Homebuyers took out almost 11,000 mortgages with a down payment of 15 percent or less in June, the most since April 2008, the unit of LSL Property Services Plc said today in a statement. That accounted for about one in five of the loans issued last month, compared with one in nine a year earlier.
The looser lending practices have helped drive up home prices, prompting Bank of England Governor Mark Carney to announce loan-to-income caps last month. The bank’s measures, which include an affordability test, may be enough to push otherwise creditworthy buyers out of the market, according to e.surv.
“The cost of getting onto the housing ladder -– and saving for a deposit -– has been building,” Richard Sexton, a director at e.surv, said in the report. “More high LTV lending prevented a flatlining of first-timers.”

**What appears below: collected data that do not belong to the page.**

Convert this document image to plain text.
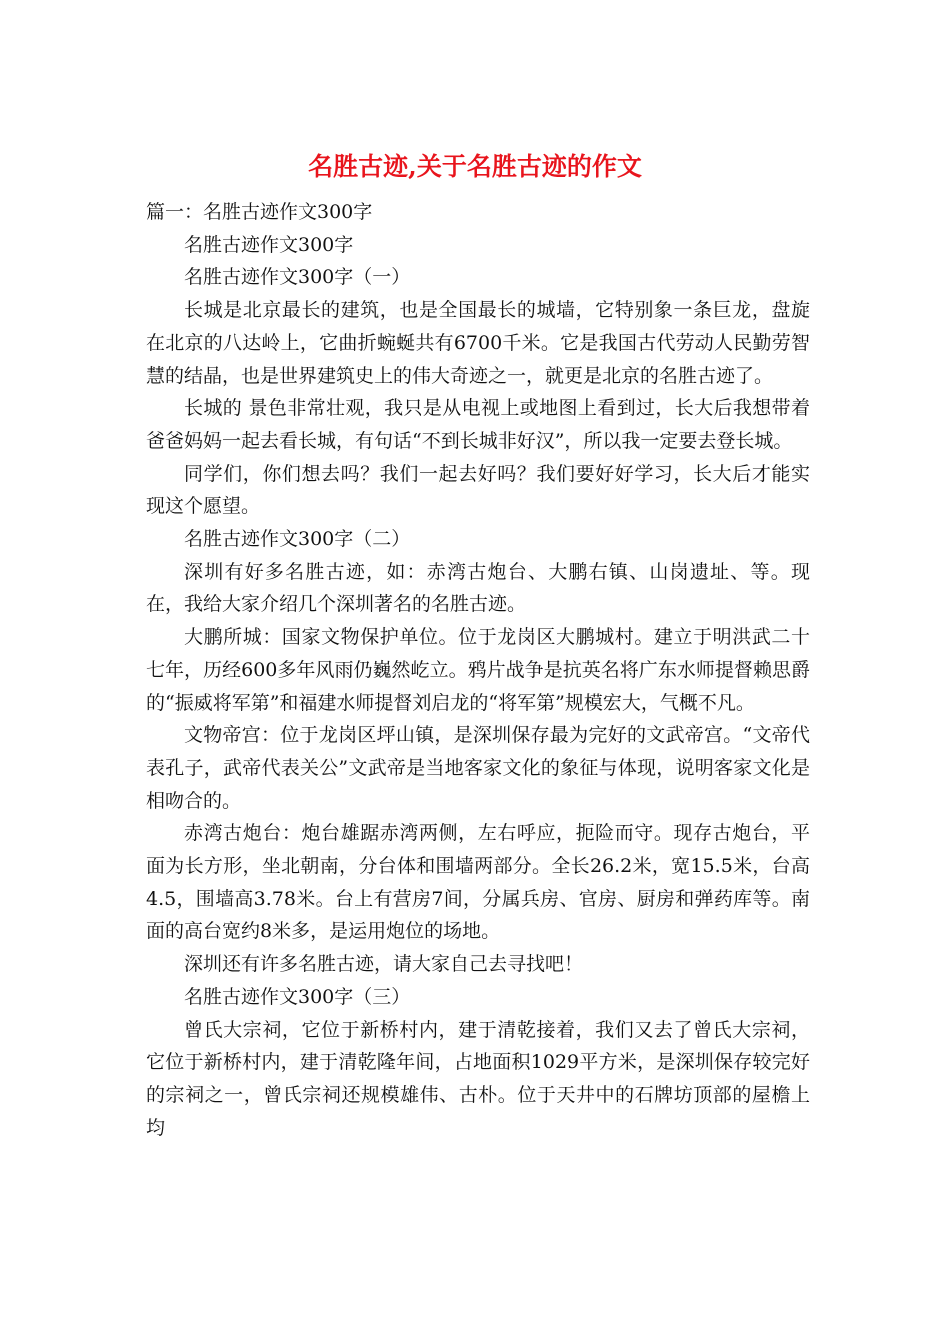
名胜古迹,关于名胜古迹的作文

篇一：名胜古迹作文300字

名胜古迹作文300字

名胜古迹作文300字（一）

长城是北京最长的建筑，也是全国最长的城墙，它特别象一条巨龙，盘旋在北京的八达岭上，它曲折蜿蜒共有6700千米。它是我国古代劳动人民勤劳智慧的结晶，也是世界建筑史上的伟大奇迹之一，就更是北京的名胜古迹了。

长城的 景色非常壮观，我只是从电视上或地图上看到过，长大后我想带着爸爸妈妈一起去看长城，有句话“不到长城非好汉”，所以我一定要去登长城。

同学们，你们想去吗？我们一起去好吗？我们要好好学习，长大后才能实现这个愿望。

名胜古迹作文300字（二）

深圳有好多名胜古迹，如：赤湾古炮台、大鹏右镇、山岗遗址、等。现在，我给大家介绍几个深圳著名的名胜古迹。

大鹏所城：国家文物保护单位。位于龙岗区大鹏城村。建立于明洪武二十七年，历经600多年风雨仍巍然屹立。鸦片战争是抗英名将广东水师提督赖思爵的“振威将军第”和福建水师提督刘启龙的“将军第”规模宏大，气概不凡。

文物帝宫：位于龙岗区坪山镇，是深圳保存最为完好的文武帝宫。“文帝代表孔子，武帝代表关公”文武帝是当地客家文化的象征与体现，说明客家文化是相吻合的。

赤湾古炮台：炮台雄踞赤湾两侧，左右呼应，扼险而守。现存古炮台，平面为长方形，坐北朝南，分台体和围墙两部分。全长26.2米，宽15.5米，台高4.5，围墙高3.78米。台上有营房7间，分属兵房、官房、厨房和弹药库等。南面的高台宽约8米多，是运用炮位的场地。

深圳还有许多名胜古迹，请大家自己去寻找吧！

名胜古迹作文300字（三）

曾氏大宗祠，它位于新桥村内，建于清乾接着，我们又去了曾氏大宗祠，它位于新桥村内，建于清乾隆年间，占地面积1029平方米，是深圳保存较完好的宗祠之一，曾氏宗祠还规模雄伟、古朴。位于天井中的石牌坊顶部的屋檐上均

Mortgages of 100 percent or more of a home’s value were available in the years before the financial crisis, sparking speculation that led to a housing market collapse starting in 2007. Low down-payment mortgage lending peaked in February of that year when more than 41,500 loans were given to buyers paying 15 percent or less of the value up front.
Home loans plummeted after the financial crisis, prompting Prime Minister David Cameron’s coalition government to take steps to help first-time buyers and other borrowers obtain mortgages with lower deposits. Home prices soared as the measures took hold and banks with improving balance sheets became more open to lending.
BOE’s Carney called surging U.K. home prices the No. 1 risk to the economy when he announced measures to curb risky lending on June 26. The central bank’s Financial Policy Committee is introducing caps that limit mortgages of 4.5 times a borrower’s income to no more than 15 percent of a bank’s new home loans. It also said banks will have to decline mortgages to borrowers who fail a new repayment test.
London home prices climbed at the slowest pace in 15 months in June, the Royal Institution of Chartered Surveyors said today. Values are expected to decline as the central bank’s property measures deter buyers, RICS said.
The average loan-to-income ratio was 3.83 in London and 3.39 nationwide in May, e.surv said.
Even as higher-risk lending increases, the volume of mortgages overall is declining. The total fell for the sixth straight month in June to 61,568, e.surv said. High LTV lending remains below the peak before the financial crisis, when one in three loans was to a low down-payment borrower, it said.
“High LTV lending is the only thread linking many prospective buyers with the hope of owning their own home,” Sexton said in the statement. While loan applications should be thoroughly assessed, “simplistic LTI caps are a step too far and may tip hosts of creditworthy borrowers out of the market.”